Huawei CIFRE on the topic “Scalable Online Algorithms for SDN controllers” (June 2016 – May 2019)

Participants : Zaid Allybokus, Konstantin Avrachenkov.

Software-Defined Networking (SDN) technologies have radically transformed network architectures. They provide programmable data planes that can be configured from a remote controller platform.

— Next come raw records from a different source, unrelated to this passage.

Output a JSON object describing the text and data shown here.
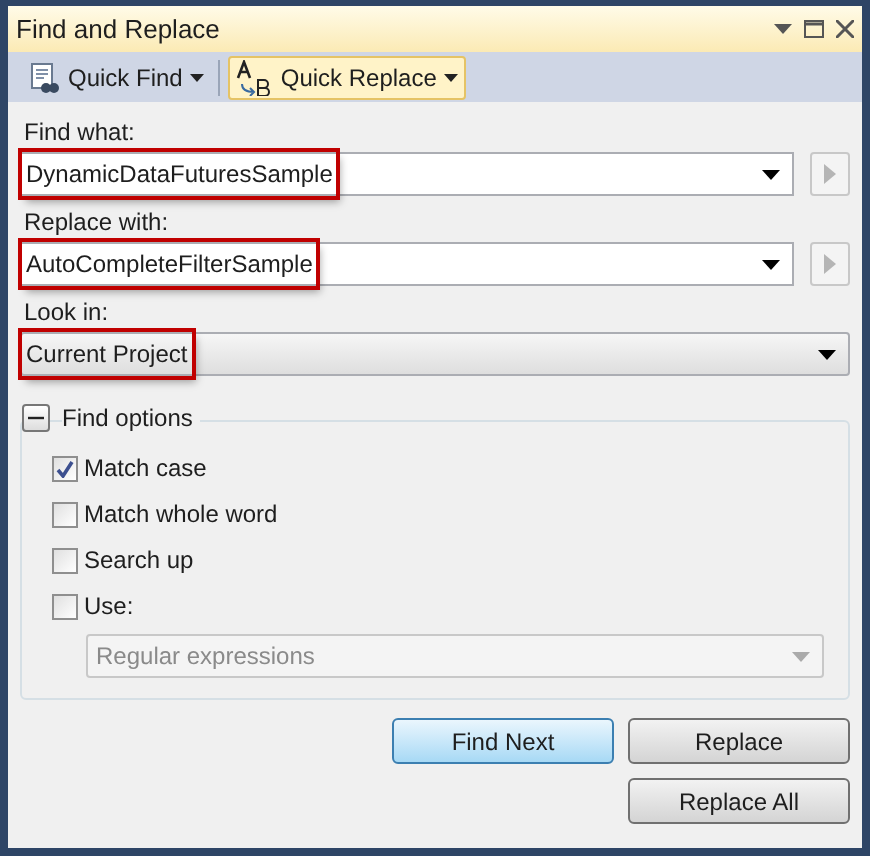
{
  "window": {
    "title": "Find and Replace"
  },
  "toolbar": [
    {
      "label": "Quick Find",
      "selected": false,
      "kind": "find"
    },
    {
      "label": "Quick Replace",
      "selected": true,
      "kind": "replace"
    }
  ],
  "fields": [
    {
      "label": "Find what:",
      "value": "DynamicDataFuturesSample",
      "highlighted": true,
      "kind": "combo-go"
    },
    {
      "label": "Replace with:",
      "value": "AutoCompleteFilterSample",
      "highlighted": true,
      "kind": "combo-go"
    },
    {
      "label": "Look in:",
      "value": "Current Project",
      "highlighted": true,
      "kind": "dropdown"
    }
  ],
  "find_options": {
    "title": "Find options",
    "expanded": true,
    "options": [
      {
        "label": "Match case",
        "checked": true
      },
      {
        "label": "Match whole word",
        "checked": false
      },
      {
        "label": "Search up",
        "checked": false
      },
      {
        "label": "Use:",
        "checked": false
      }
    ],
    "use_value": {
      "value": "Regular expressions",
      "disabled": true
    }
  },
  "buttons": [
    {
      "label": "Find Next",
      "selected": true
    },
    {
      "label": "Replace",
      "selected": false
    },
    {
      "label": "Replace All",
      "selected": false
    }
  ]
}
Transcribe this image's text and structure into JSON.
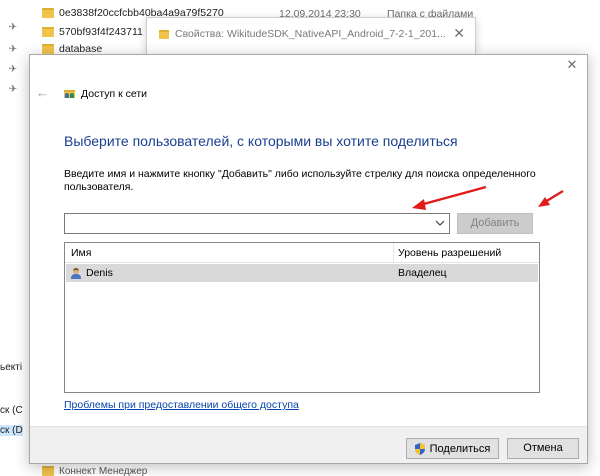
{
  "explorer": {
    "rows": [
      {
        "name": "0e3838f20ccfcbb40ba4a9a79f5270",
        "date": "12.09.2014 23:30",
        "type": "Папка с файлами"
      },
      {
        "name": "570bf93f4f243711"
      },
      {
        "name": "database"
      }
    ],
    "left_labels": [
      {
        "text": "ьекті"
      },
      {
        "text": "ск (C"
      },
      {
        "text": "ск (D"
      }
    ],
    "bottom_row": {
      "name": "Коннект Менеджер"
    }
  },
  "properties_window": {
    "title": "Свойства: WikitudeSDK_NativeAPI_Android_7-2-1_201..."
  },
  "dialog": {
    "title": "Доступ к сети",
    "heading": "Выберите пользователей, с которыми вы хотите поделиться",
    "instruction": "Введите имя и нажмите кнопку \"Добавить\" либо используйте стрелку для поиска определенного пользователя.",
    "user_input": {
      "value": "",
      "placeholder": ""
    },
    "add_label": "Добавить",
    "table": {
      "columns": [
        "Имя",
        "Уровень разрешений"
      ],
      "rows": [
        {
          "name": "Denis",
          "permission": "Владелец"
        }
      ]
    },
    "help_link": "Проблемы при предоставлении общего доступа",
    "share_label": "Поделиться",
    "cancel_label": "Отмена"
  },
  "colors": {
    "heading": "#1a3f8f",
    "link": "#0645ad",
    "selected_row": "#d9d9d9",
    "annotation_arrow": "#e01b1b"
  }
}
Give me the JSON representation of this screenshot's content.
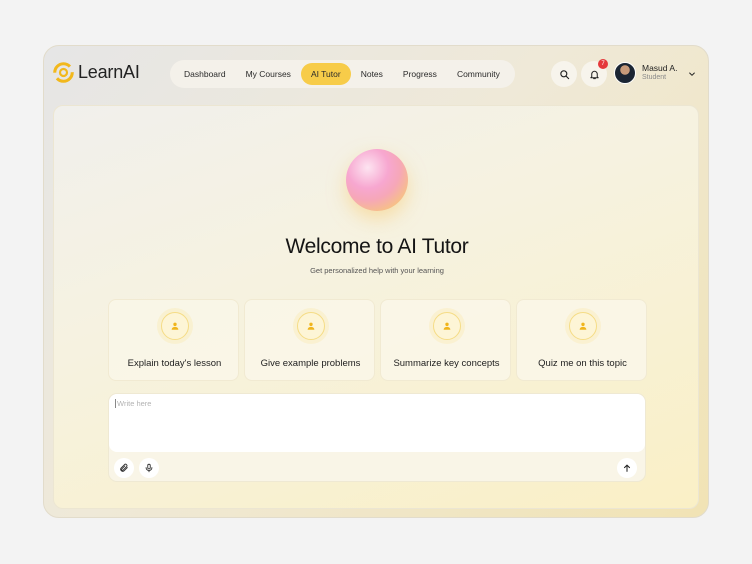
{
  "brand": {
    "name": "LearnAI",
    "accent": "#f7cc49"
  },
  "nav": {
    "items": [
      {
        "label": "Dashboard"
      },
      {
        "label": "My Courses"
      },
      {
        "label": "AI Tutor",
        "active": true
      },
      {
        "label": "Notes"
      },
      {
        "label": "Progress"
      },
      {
        "label": "Community"
      }
    ]
  },
  "header": {
    "search_icon": "search-icon",
    "notifications": {
      "icon": "bell-icon",
      "count": "7"
    },
    "user": {
      "name": "Masud A.",
      "role": "Student"
    }
  },
  "main": {
    "title": "Welcome to AI Tutor",
    "subtitle": "Get personalized help with your learning",
    "suggestions": [
      {
        "label": "Explain today's lesson",
        "icon": "user-icon"
      },
      {
        "label": "Give example problems",
        "icon": "user-icon"
      },
      {
        "label": "Summarize key concepts",
        "icon": "user-icon"
      },
      {
        "label": "Quiz me on this topic",
        "icon": "user-icon"
      }
    ],
    "composer": {
      "placeholder": "Write here",
      "attach_icon": "paperclip-icon",
      "mic_icon": "microphone-icon",
      "send_icon": "arrow-up-icon"
    }
  }
}
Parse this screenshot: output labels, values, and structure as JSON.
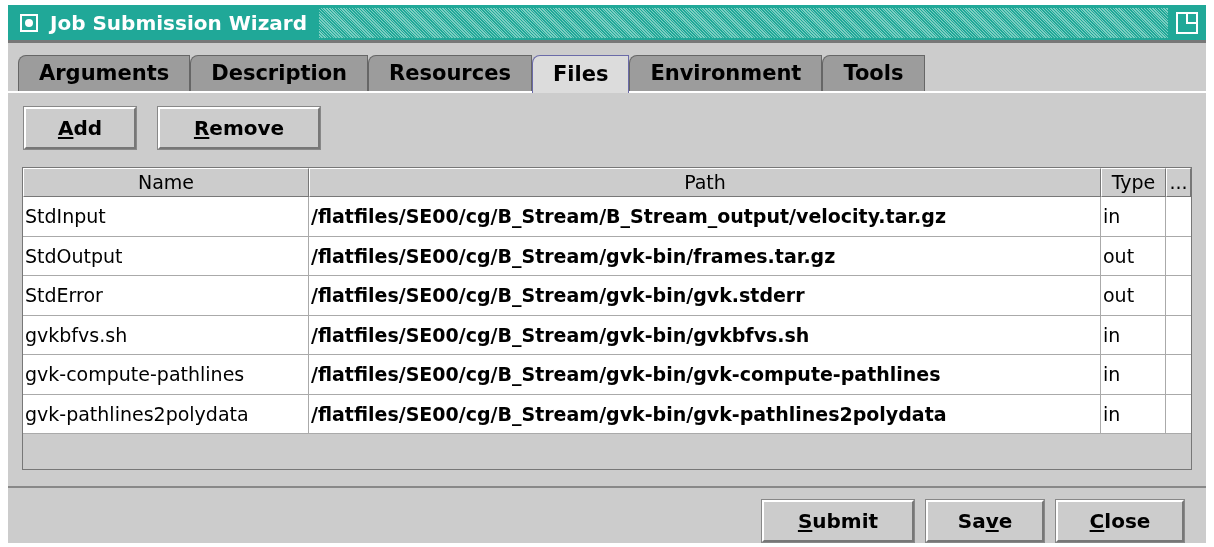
{
  "window": {
    "title": "Job Submission Wizard"
  },
  "tabs": [
    {
      "label": "Arguments",
      "selected": false
    },
    {
      "label": "Description",
      "selected": false
    },
    {
      "label": "Resources",
      "selected": false
    },
    {
      "label": "Files",
      "selected": true
    },
    {
      "label": "Environment",
      "selected": false
    },
    {
      "label": "Tools",
      "selected": false
    }
  ],
  "toolbar": [
    {
      "key": "A",
      "post": "dd"
    },
    {
      "key": "R",
      "post": "emove"
    }
  ],
  "table": {
    "columns": [
      "Name",
      "Path",
      "Type",
      "..."
    ],
    "rows": [
      {
        "name": "StdInput",
        "path": "/flatfiles/SE00/cg/B_Stream/B_Stream_output/velocity.tar.gz",
        "type": "in"
      },
      {
        "name": "StdOutput",
        "path": "/flatfiles/SE00/cg/B_Stream/gvk-bin/frames.tar.gz",
        "type": "out"
      },
      {
        "name": "StdError",
        "path": "/flatfiles/SE00/cg/B_Stream/gvk-bin/gvk.stderr",
        "type": "out"
      },
      {
        "name": "gvkbfvs.sh",
        "path": "/flatfiles/SE00/cg/B_Stream/gvk-bin/gvkbfvs.sh",
        "type": "in"
      },
      {
        "name": "gvk-compute-pathlines",
        "path": "/flatfiles/SE00/cg/B_Stream/gvk-bin/gvk-compute-pathlines",
        "type": "in"
      },
      {
        "name": "gvk-pathlines2polydata",
        "path": "/flatfiles/SE00/cg/B_Stream/gvk-bin/gvk-pathlines2polydata",
        "type": "in"
      }
    ]
  },
  "buttons": [
    {
      "key": "S",
      "post": "ubmit"
    },
    {
      "pre": "Sa",
      "key": "v",
      "post": "e"
    },
    {
      "key": "C",
      "post": "lose"
    }
  ]
}
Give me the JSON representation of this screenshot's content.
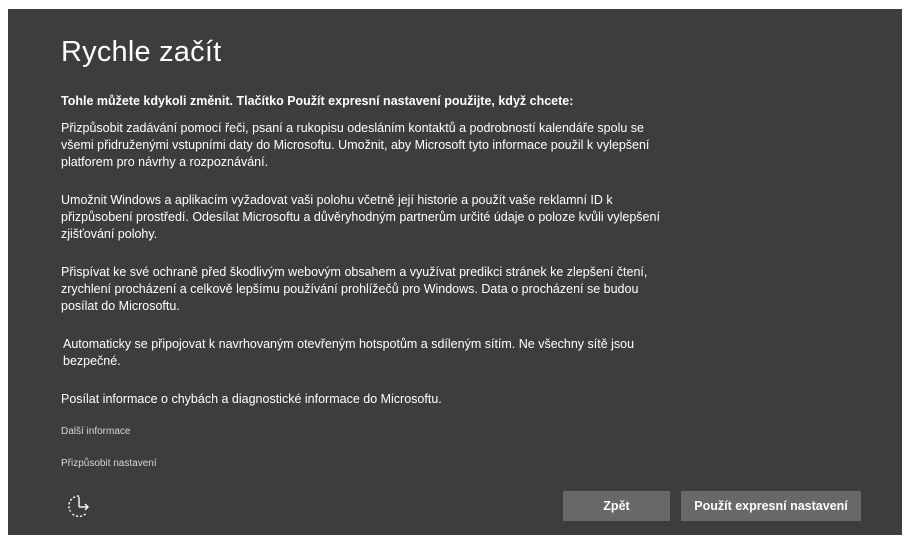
{
  "page": {
    "title": "Rychle začít",
    "intro": "Tohle můžete kdykoli změnit. Tlačítko Použít expresní nastavení použijte, když chcete:",
    "paragraphs": [
      "Přizpůsobit zadávání pomocí řeči, psaní a rukopisu odesláním kontaktů a podrobností kalendáře spolu se všemi přidruženými vstupními daty do Microsoftu. Umožnit, aby Microsoft tyto informace použil k vylepšení platforem pro návrhy a rozpoznávání.",
      "Umožnit Windows a aplikacím vyžadovat vaši polohu včetně její historie a použít vaše reklamní ID k přizpůsobení prostředí. Odesílat Microsoftu a důvěryhodným partnerům určité údaje o poloze kvůli vylepšení zjišťování polohy.",
      "Přispívat ke své ochraně před škodlivým webovým obsahem a využívat predikci stránek ke zlepšení čtení, zrychlení procházení a celkově lepšímu používání prohlížečů pro Windows. Data o procházení se budou posílat do Microsoftu.",
      "Automaticky se připojovat k navrhovaným otevřeným hotspotům a sdíleným sítím. Ne všechny sítě jsou bezpečné.",
      "Posílat informace o chybách a diagnostické informace do Microsoftu."
    ],
    "links": {
      "more_info": "Další informace",
      "customize": "Přizpůsobit nastavení"
    },
    "buttons": {
      "back": "Zpět",
      "express": "Použít expresní nastavení"
    },
    "icons": {
      "accessibility": "ease-of-access-icon"
    },
    "colors": {
      "background": "#3d3d3d",
      "button": "#686868",
      "text": "#ffffff"
    }
  }
}
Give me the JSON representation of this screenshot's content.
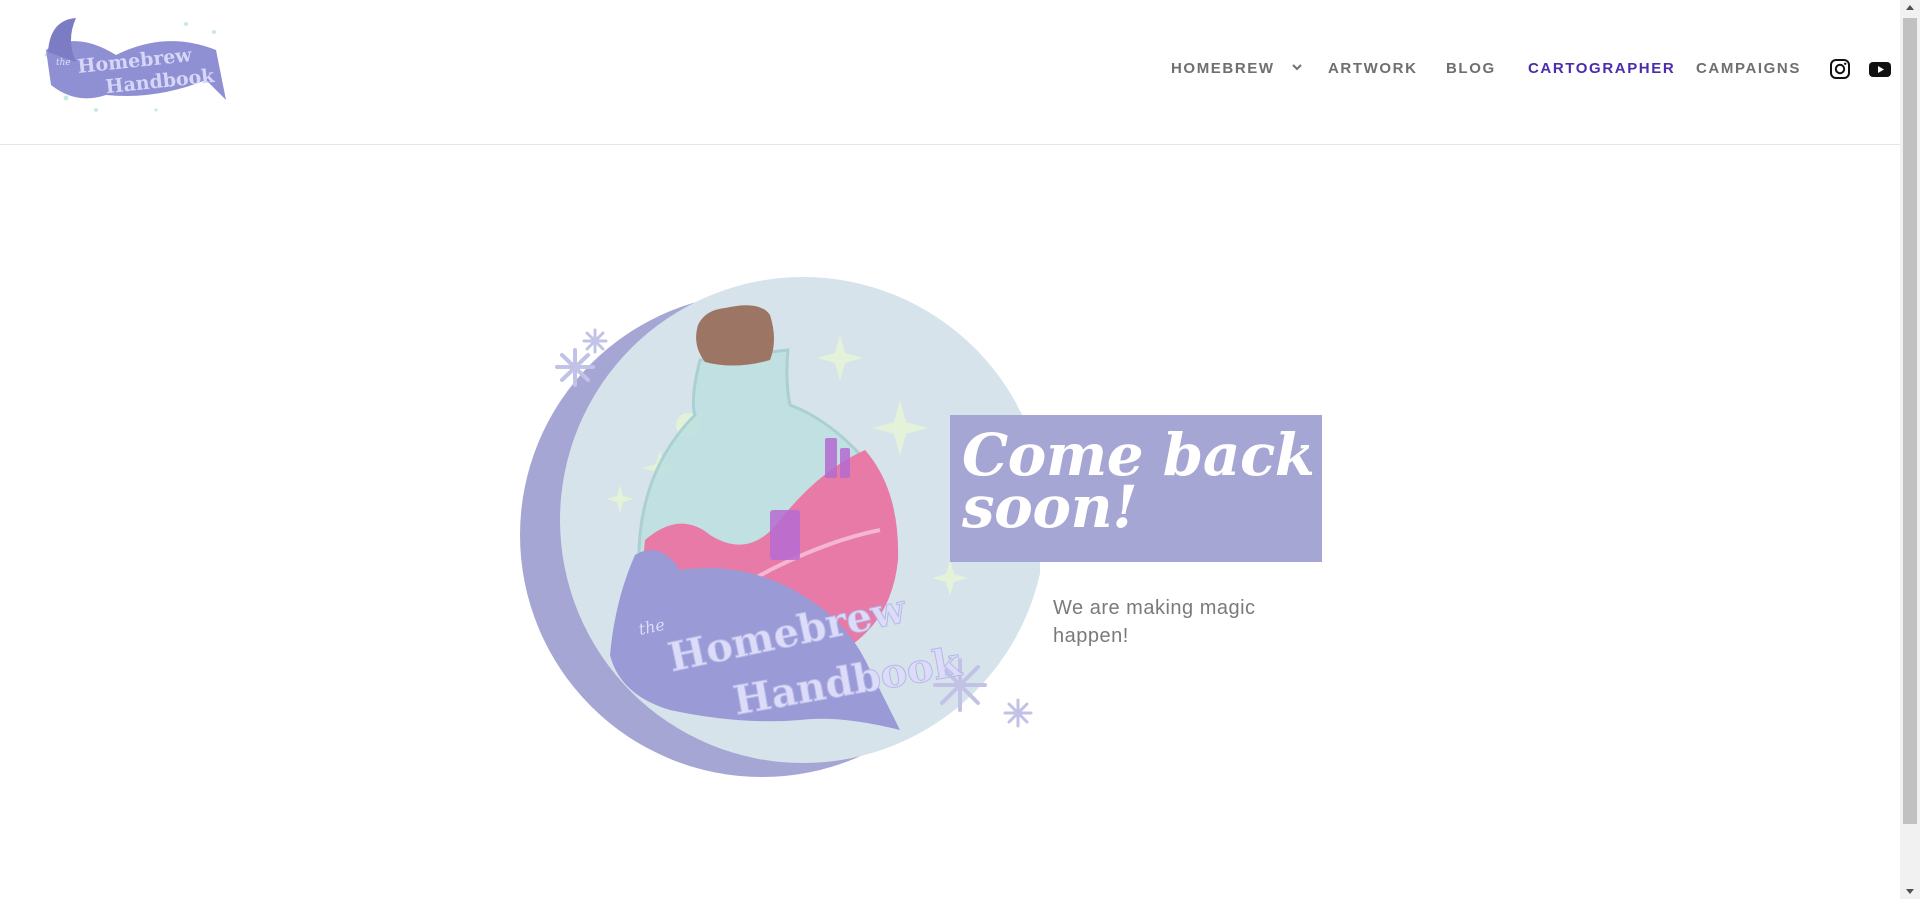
{
  "header": {
    "logo": {
      "prefix": "the",
      "line1": "Homebrew",
      "line2": "Handbook"
    },
    "nav": [
      {
        "label": "HOMEBREW",
        "has_dropdown": true,
        "active": false
      },
      {
        "label": "ARTWORK",
        "has_dropdown": false,
        "active": false
      },
      {
        "label": "BLOG",
        "has_dropdown": false,
        "active": false
      },
      {
        "label": "CARTOGRAPHER",
        "has_dropdown": false,
        "active": true
      },
      {
        "label": "CAMPAIGNS",
        "has_dropdown": false,
        "active": false
      }
    ],
    "social": [
      {
        "icon": "instagram-icon"
      },
      {
        "icon": "youtube-icon"
      }
    ]
  },
  "hero": {
    "banner": {
      "prefix": "the",
      "line1": "Homebrew",
      "line2": "Handbook"
    },
    "headline_line1": "Come back",
    "headline_line2": "soon!",
    "subtext": "We are making magic happen!"
  },
  "colors": {
    "accent": "#4b2cae",
    "lavender": "#a6a6d4",
    "nav_text": "#6f6f6f"
  }
}
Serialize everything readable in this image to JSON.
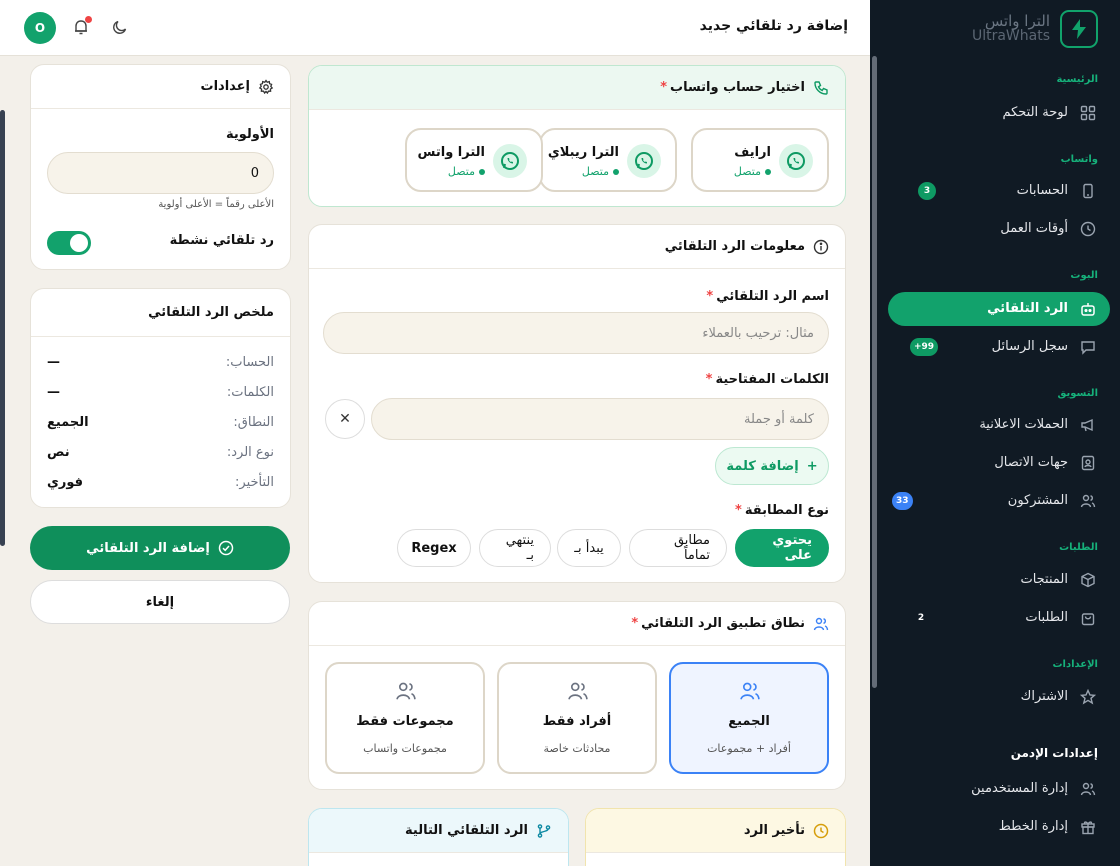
{
  "brand": {
    "name_ar": "الترا واتس",
    "name_en": "UltraWhats"
  },
  "sidebar": {
    "sections": {
      "main": "الرئيسية",
      "whatsapp": "واتساب",
      "bot": "البوت",
      "marketing": "التسويق",
      "orders": "الطلبات",
      "settings": "الإعدادات"
    },
    "items": {
      "dashboard": "لوحة التحكم",
      "accounts": "الحسابات",
      "accounts_badge": "3",
      "work_hours": "أوقات العمل",
      "auto_reply": "الرد التلقائي",
      "messages_log": "سجل الرسائل",
      "messages_badge": "99+",
      "campaigns": "الحملات الاعلانية",
      "contacts": "جهات الاتصال",
      "subscribers": "المشتركون",
      "subscribers_badge": "33",
      "products": "المنتجات",
      "orders": "الطلبات",
      "orders_badge": "2",
      "subscription": "الاشتراك"
    },
    "admin": {
      "title": "إعدادات الإدمن",
      "users": "إدارة المستخدمين",
      "plans": "إدارة الخطط"
    }
  },
  "header": {
    "title": "إضافة رد تلقائي جديد",
    "avatar": "O"
  },
  "account_card": {
    "title": "اختيار حساب واتساب",
    "accounts": [
      {
        "name": "ارايف",
        "status": "متصل"
      },
      {
        "name": "الترا ريبلاي",
        "status": "متصل"
      },
      {
        "name": "الترا واتس",
        "status": "متصل"
      }
    ]
  },
  "info_card": {
    "title": "معلومات الرد التلقائي",
    "name_label": "اسم الرد التلقائي",
    "name_placeholder": "مثال: ترحيب بالعملاء",
    "keywords_label": "الكلمات المفتاحية",
    "keyword_placeholder": "كلمة أو جملة",
    "add_keyword": "إضافة كلمة",
    "match_label": "نوع المطابقة",
    "match_types": [
      "يحتوي على",
      "مطابق تماماً",
      "يبدأ بـ",
      "ينتهي بـ",
      "Regex"
    ]
  },
  "scope_card": {
    "title": "نطاق تطبيق الرد التلقائي",
    "options": [
      {
        "name": "الجميع",
        "desc": "أفراد + مجموعات"
      },
      {
        "name": "أفراد فقط",
        "desc": "محادثات خاصة"
      },
      {
        "name": "مجموعات فقط",
        "desc": "مجموعات واتساب"
      }
    ]
  },
  "delay_card": {
    "title": "تأخير الرد"
  },
  "next_card": {
    "title": "الرد التلقائي التالية"
  },
  "settings_card": {
    "title": "إعدادات",
    "priority_label": "الأولوية",
    "priority_value": "0",
    "priority_hint": "الأعلى رقماً = الأعلى أولوية",
    "active_label": "رد تلقائي نشطة"
  },
  "summary_card": {
    "title": "ملخص الرد التلقائي",
    "rows": [
      {
        "k": "الحساب:",
        "v": "—"
      },
      {
        "k": "الكلمات:",
        "v": "—"
      },
      {
        "k": "النطاق:",
        "v": "الجميع"
      },
      {
        "k": "نوع الرد:",
        "v": "نص"
      },
      {
        "k": "التأخير:",
        "v": "فوري"
      }
    ]
  },
  "actions": {
    "submit": "إضافة الرد التلقائي",
    "cancel": "إلغاء"
  },
  "colors": {
    "accent": "#12a26c",
    "sidebar": "#101a24",
    "blue": "#3b82f6"
  }
}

The objective of this CIFRE thesis was to provide fundamental answers on how powerful SDN controller platforms could solve large online flow problems to optimize networks in real-time and in a distributed or semi-distributed fashion. We use methods from both optimization and dynamic programming.

Consulting contract with Payback Network (November 2019 - January 2020)

Participant : Giovanni Neglia.

  • Contractor: Payback Network

  • Collaborators: Tanguy Racinet, Anne Legencre

Consulting with the startup Payback Network on differential privacy techniques.